Thursday, 16th February 2012
  A £15.8m plan to expand community health services at the Cardiff Royal Infirmary (CRI) have now been approved by the Welsh government. The hospital, built in 1884, closed as a district general hospital in 1999, when its former accident and emergency department was moved to the University Hospital of Wales.   In 2002 campaigners fought off plans to close the remaining facilities, and in 2009 the then health minister Edwina Hart agreed a plan to ensure the infirmary's future as a base for community health services. Since then this iconic Cardiff Grade 11 listed landmark building has mostly lain empty although it was used as the location of the so-called Albion Hospital in an episode of BBC cult TV programme Doctor Who.   The scheme unveiled last June offers a "one-stop shop" for key services. The plans will convert part of the city's Victorian hospital into a "health and wellbeing centre" for people living locally.
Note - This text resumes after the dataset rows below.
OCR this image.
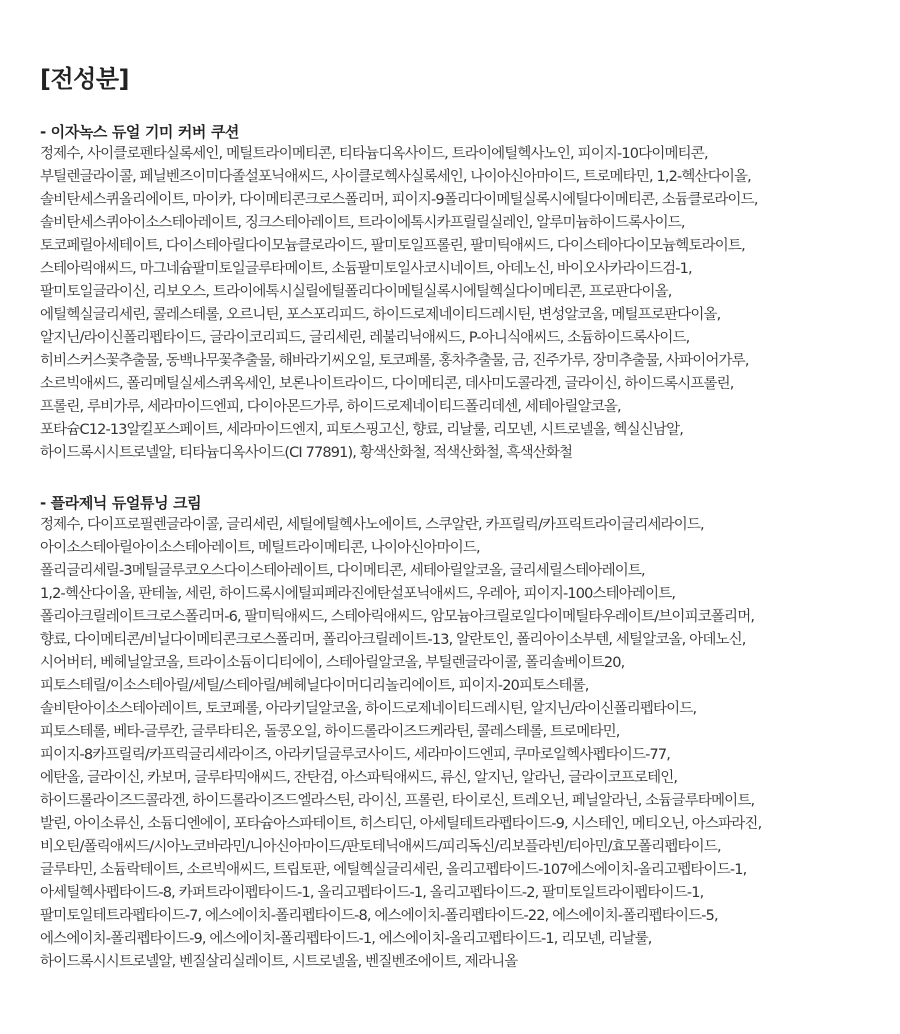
[전성분]
- 이자녹스 듀얼 기미 커버 쿠션
정제수, 사이클로펜타실록세인, 메틸트라이메티콘, 티타늄디옥사이드, 트라이에틸헥사노인, 피이지-10다이메티콘,
부틸렌글라이콜, 페닐벤즈이미다졸설포닉애씨드, 사이클로헥사실록세인, 나이아신아마이드, 트로메타민, 1,2-헥산다이올,
솔비탄세스퀴올리에이트, 마이카, 다이메티콘크로스폴리머, 피이지-9폴리다이메틸실록시에틸다이메티콘, 소듐클로라이드,
솔비탄세스퀴아이소스테아레이트, 징크스테아레이트, 트라이에톡시카프릴릴실레인, 알루미늄하이드록사이드,
토코페릴아세테이트, 다이스테아릴다이모늄클로라이드, 팔미토일프롤린, 팔미틱애씨드, 다이스테아다이모늄헥토라이트,
스테아릭애씨드, 마그네슘팔미토일글루타메이트, 소듐팔미토일사코시네이트, 아데노신, 바이오사카라이드검-1,
팔미토일글라이신, 리보오스, 트라이에톡시실릴에틸폴리다이메틸실록시에틸헥실다이메티콘, 프로판다이올,
에틸헥실글리세린, 콜레스테롤, 오르니틴, 포스포리피드, 하이드로제네이티드레시틴, 변성알코올, 메틸프로판다이올,
알지닌/라이신폴리펩타이드, 글라이코리피드, 글리세린, 레불리닉애씨드, P-아니식애씨드, 소듐하이드록사이드,
히비스커스꽃추출물, 동백나무꽃추출물, 해바라기씨오일, 토코페롤, 홍차추출물, 금, 진주가루, 장미추출물, 사파이어가루,
소르빅애씨드, 폴리메틸실세스퀴옥세인, 보론나이트라이드, 다이메티콘, 데사미도콜라겐, 글라이신, 하이드록시프롤린,
프롤린, 루비가루, 세라마이드엔피, 다이아몬드가루, 하이드로제네이티드폴리데센, 세테아릴알코올,
포타슘C12-13알킬포스페이트, 세라마이드엔지, 피토스핑고신, 향료, 리날룰, 리모넨, 시트로넬올, 헥실신남알,
하이드록시시트로넬알, 티타늄디옥사이드(CI 77891), 황색산화철, 적색산화철, 흑색산화철
- 플라제닉 듀얼튜닝 크림
정제수, 다이프로필렌글라이콜, 글리세린, 세틸에틸헥사노에이트, 스쿠알란, 카프릴릭/카프릭트라이글리세라이드,
아이소스테아릴아이소스테아레이트, 메틸트라이메티콘, 나이아신아마이드,
폴리글리세릴-3메틸글루코오스다이스테아레이트, 다이메티콘, 세테아릴알코올, 글리세릴스테아레이트,
1,2-헥산다이올, 판테놀, 세린, 하이드록시에틸피페라진에탄설포닉애씨드, 우레아, 피이지-100스테아레이트,
폴리아크릴레이트크로스폴리머-6, 팔미틱애씨드, 스테아릭애씨드, 암모늄아크릴로일다이메틸타우레이트/브이피코폴리머,
향료, 다이메티콘/비닐다이메티콘크로스폴리머, 폴리아크릴레이트-13, 알란토인, 폴리아이소부텐, 세틸알코올, 아데노신,
시어버터, 베헤닐알코올, 트라이소듐이디티에이, 스테아릴알코올, 부틸렌글라이콜, 폴리솔베이트20,
피토스테릴/이소스테아릴/세틸/스테아릴/베헤닐다이머디리놀리에이트, 피이지-20피토스테롤,
솔비탄아이소스테아레이트, 토코페롤, 아라키딜알코올, 하이드로제네이티드레시틴, 알지닌/라이신폴리펩타이드,
피토스테롤, 베타-글루칸, 글루타티온, 돌콩오일, 하이드롤라이즈드케라틴, 콜레스테롤, 트로메타민,
피이지-8카프릴릭/카프릭글리세라이즈, 아라키딜글루코사이드, 세라마이드엔피, 쿠마로일헥사펩타이드-77,
에탄올, 글라이신, 카보머, 글루타믹애씨드, 잔탄검, 아스파틱애씨드, 류신, 알지닌, 알라닌, 글라이코프로테인,
하이드롤라이즈드콜라겐, 하이드롤라이즈드엘라스틴, 라이신, 프롤린, 타이로신, 트레오닌, 페닐알라닌, 소듐글루타메이트,
발린, 아이소류신, 소듐디엔에이, 포타슘아스파테이트, 히스티딘, 아세틸테트라펩타이드-9, 시스테인, 메티오닌, 아스파라진,
비오틴/폴릭애씨드/시아노코바라민/니아신아마이드/판토테닉애씨드/피리독신/리보플라빈/티아민/효모폴리펩타이드,
글루타민, 소듐락테이트, 소르빅애씨드, 트립토판, 에틸헥실글리세린, 올리고펩타이드-107에스에이치-올리고펩타이드-1,
아세틸헥사펩타이드-8, 카퍼트라이펩타이드-1, 올리고펩타이드-1, 올리고펩타이드-2, 팔미토일트라이펩타이드-1,
팔미토일테트라펩타이드-7, 에스에이치-폴리펩타이드-8, 에스에이치-폴리펩타이드-22, 에스에이치-폴리펩타이드-5,
에스에이치-폴리펩타이드-9, 에스에이치-폴리펩타이드-1, 에스에이치-올리고펩타이드-1, 리모넨, 리날룰,
하이드록시시트로넬알, 벤질살리실레이트, 시트로넬올, 벤질벤조에이트, 제라니올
Cardiff and Vale University Health Board (CVUHB) plan to relocate two GP surgeries and improve outpatients' services at the building which will include two GP practices and a pharmacy plus outpatient and sexual health departments.   Health Minister Lesley Griffiths said it would improve access to health care in Cardiff and ease pressure on acute hospital services. She said: "Approval of funding for the Cardiff Royal Infirmary (CRI) means the people of Cardiff can look forward to this city centre hospital being given a new lease of life.